Dieser zentrale Aspekt pallottinischer Spiritualität ist für mich höchst aktuell: Öffnet Türen zum interreligiösen Dialog. In unseren Tagen, in denen wieder vermehrt Stimmen nach Abgrenzung und Abschottung der Völker und Länder zu hören sind, brauchen wir eine andere Vision. Die Corona-Krise sollte uns dafür sensibilisieren, unsere gemeinsame Welt als "Gottes Schöpfung" neu zu erkennen und zukünftig gemeinsam, vernetzt und achtsam sich allem Leben gegenüber zu verhalten.
KNA: Eine persönliche Frage zum Schluss: Warum haben Sie persönlich sich ausgerechnet für die Pallottiner entschieden? Was reizt Sie an dieser Ordensgemeinschaft?
Pfenning: Ich wollte nie in ein Kloster. In Klausur leben konnte ich mir nie vorstellen, auch nicht jeden Tag schon um 5.30 Uhr im Chorgestühl zu stehen. Weltpriester zu werden konnte ich mir genauso wenig vorstellen. Wichtig war mir, weiterhin frei denken zu können und nie meine Überzeugung verbergen zu müssen.

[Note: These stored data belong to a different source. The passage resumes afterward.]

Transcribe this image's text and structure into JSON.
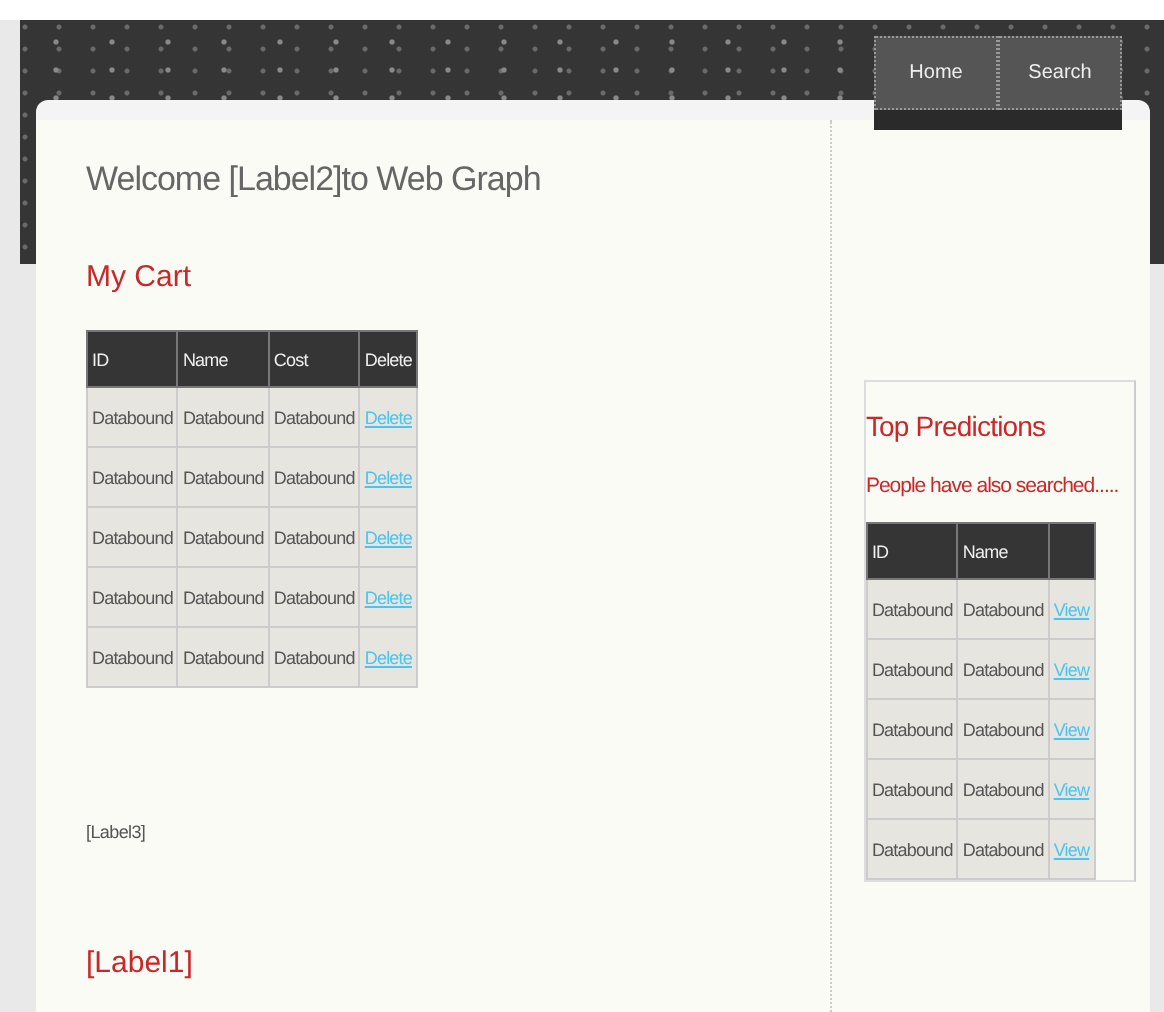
{
  "nav": [
    {
      "label": "Home"
    },
    {
      "label": "Search"
    }
  ],
  "welcome": "Welcome [Label2]to Web Graph",
  "cart": {
    "title": "My Cart",
    "columns": [
      "ID",
      "Name",
      "Cost",
      "Delete"
    ],
    "rows": [
      {
        "cells": [
          "Databound",
          "Databound",
          "Databound"
        ],
        "action": "Delete"
      },
      {
        "cells": [
          "Databound",
          "Databound",
          "Databound"
        ],
        "action": "Delete"
      },
      {
        "cells": [
          "Databound",
          "Databound",
          "Databound"
        ],
        "action": "Delete"
      },
      {
        "cells": [
          "Databound",
          "Databound",
          "Databound"
        ],
        "action": "Delete"
      },
      {
        "cells": [
          "Databound",
          "Databound",
          "Databound"
        ],
        "action": "Delete"
      }
    ]
  },
  "label3": "[Label3]",
  "label1": "[Label1]",
  "predictions": {
    "title": "Top Predictions",
    "subtitle": "People have also searched.....",
    "columns": [
      "ID",
      "Name"
    ],
    "rows": [
      {
        "cells": [
          "Databound",
          "Databound"
        ],
        "action": "View"
      },
      {
        "cells": [
          "Databound",
          "Databound"
        ],
        "action": "View"
      },
      {
        "cells": [
          "Databound",
          "Databound"
        ],
        "action": "View"
      },
      {
        "cells": [
          "Databound",
          "Databound"
        ],
        "action": "View"
      },
      {
        "cells": [
          "Databound",
          "Databound"
        ],
        "action": "View"
      }
    ]
  }
}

Nach 40 Jahren bin ich überzeugt, es gab für mich nur diesen Weg. Trotz aller menschlichen Unzulänglichkeiten, die ich hier antreffe und einbringe, wurde ich von Gott in diese Gemeinschaft geführt und bin dankbar dafür. Ich finde hier eine gute menschliche und spirituelle Anbindung und ausreichend Freiheit, mich zu entwickeln. Jede unserer Kommunitäten entwickelt ihr Gemeinschaftsleben je nach Anforderungen der Seelsorge und den Möglichkeiten der Mitbrüder. Dennoch ist das gemeinsame Band stark genug, uns zusammen zu halten. Ja, es gibt den gemeinsamen pallottinischen "Stallgeruch".
Das Interview führte Angelika Prauß.